The blasphemy law admitted that while conventional Muslims have occasionally been its victims as well, it had never been used so systematically against so many people in the past.
“The sheer volume got me,” it continued. “All of a sudden I started questioning my existence, my purpose, I would ask myself regularly, ‘who the hell are you?’ – all symptoms of an early midlife crisis.”
The article concludes with the law saying it felt “healthier than ever” given the number of legal cases being brought to Pakistani courts in its name.
The blasphemy law has become an increasingly common revenge mechanism in villages against religious minorities, particularly Christians. The Legal Aid Society noted in 2016 that Pakistani courts fielded 434 blasphemy cases between 1953 and 2012. In 2014, over 1,400 such cases were filed. Among these cases are the famous death sentence for Asia Bibi, a Christian accused by a coworker of drinking out of a cup for Muslims only; the arrest of Christian Naseem James over a blasphemous poem sent on WhatsApp, which his family say was a fabrication by a business rival; and the recent arrest of a Christian pastor for allegedly writing his name on a Quran, despite being illiterate.
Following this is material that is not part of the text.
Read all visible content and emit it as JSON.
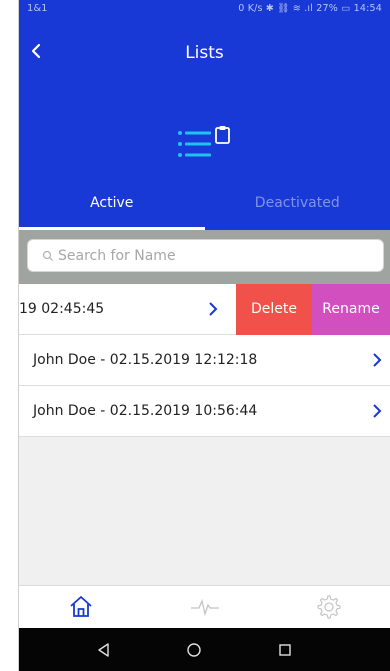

The Khabaristan Times is Muslim owned and run, though founder Kunwar Khuldune Shahid has said in interviews he believes in criticizing Islamic communities and greater Pakistan as a mode of self-improvement. “You want to change something you have to criticise yourself, your own country, your own leaders,” Shahid told the Agence France-Presse in 2015.
He has noted with some lament that Pakistanis, unused to a robust satirical culture, have believed some of his website’s parody articles — though he has added this phenomenon is far from being unique to Pakistan. While working within Pakistan’s legal framework, he has argued that his site “stretch[es legal] limits as much as possible to even include criticism of Islamic scriptures for instance.”